When her focus shifted, however, the relief was a false dawn, a waft of bitter, salty dried on under arm sweat and cheap jasmine deodorant was your reward for having paid her too much heed.
And so it went on: a cycle of menthol, passed its peak perspiration and the great glugs of cocked up tea and vodka cup cocktail that she wound up slurping direct from the decanter within forty five minutes of arrival.
The horror was complete when, cakes devoured and The Pimms and all guests exhausted, she passed out with the words…
“I met a Kardashian at the opening of a K-Mart once…”
Then all that remained was to transport her, en masse, back to the car where now soured slightly spicy Southern fried fowl and a ride home awaited.
Elizabeth Arden’s Green Tea is an unpleasantly sickly absence of taste where a good scent should be.
It manages to coordinate a collection of apparently innocuous notes into something cyclically banal and mentholatedly nauseating.
Opening with a big metallic straight-from-the-tin note of readymade and heavily sugared ice tea with something distinctly alcoholic, intended perhaps to lend a touch of racy chic, only a zest of lemon and undefined citrus provide all too brief relief.
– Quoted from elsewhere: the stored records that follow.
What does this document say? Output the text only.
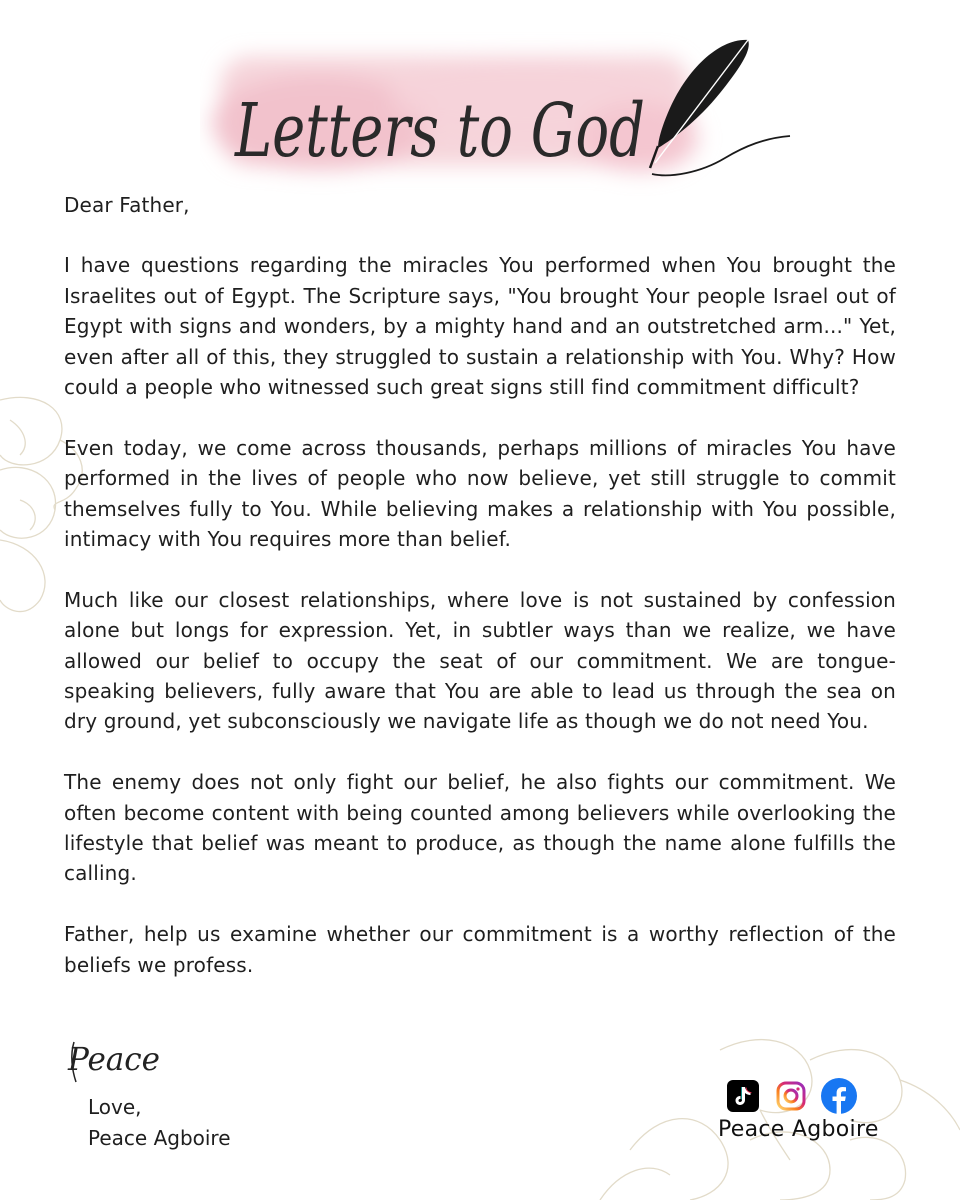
Letters to God

Dear Father,

I have questions regarding the miracles You performed when You brought the Israelites out of Egypt. The Scripture says, "You brought Your people Israel out of Egypt with signs and wonders, by a mighty hand and an outstretched arm..." Yet, even after all of this, they struggled to sustain a relationship with You. Why? How could a people who witnessed such great signs still find commitment difficult?

Even today, we come across thousands, perhaps millions of miracles You have performed in the lives of people who now believe, yet still struggle to commit themselves fully to You. While believing makes a relationship with You possible, intimacy with You requires more than belief.

Much like our closest relationships, where love is not sustained by confession alone but longs for expression. Yet, in subtler ways than we realize, we have allowed our belief to occupy the seat of our commitment. We are tongue-speaking believers, fully aware that You are able to lead us through the sea on dry ground, yet subconsciously we navigate life as though we do not need You.

The enemy does not only fight our belief, he also fights our commitment. We often become content with being counted among believers while overlooking the lifestyle that belief was meant to produce, as though the name alone fulfills the calling.

Father, help us examine whether our commitment is a worthy reflection of the beliefs we profess.

Peace
Love,
Peace Agboire	Peace Agboire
The tea persists well into an elongated heart that is the strangest part of the whole affair, for this is where the mint note, a chewing gum confection of an aroma with an anti halitosis fennel, appears, then disappears and then reappears almost literally ad nauseum.
This compositional quirk, which might be interesting or exciting were the note beautiful or even bearable is rendered irritating to the extreme by the plastic, mouthwash like quality of the odour.
Then yet another transformation, as in late dry down the mint and acid elements dissipate and a rather salty, perhaps too salty, amber appears with a distinct artificial oakmoss structure underlining it.
Any sense of hope is misplaced for this oakmoss has a bitter unpleasant spice and lacks any power.
Indeed, the best thing that can be said about this Green Tea is that, the Wrigley’s moments apart, it stays relatively close to the skin throughout and is almost instantly forgettable.
Notwithstanding this lapse in silage, the longevity for something that comes across as a near tea cologne at the opening is reasonable.
For once this staying power is actually a negative, for this is a scent that is by turns offensively inoffensive and firmly rooted in the world of oral hygiene.
Eventually one is left wishing that like a gate crashing guest a summer picnic it would just go away.
Nothing about Green Tea other than its central sweetness would ever have denoted gender and now that men are as sugary toothed in their fragrant tastes as women this is an odour for everyone and no one.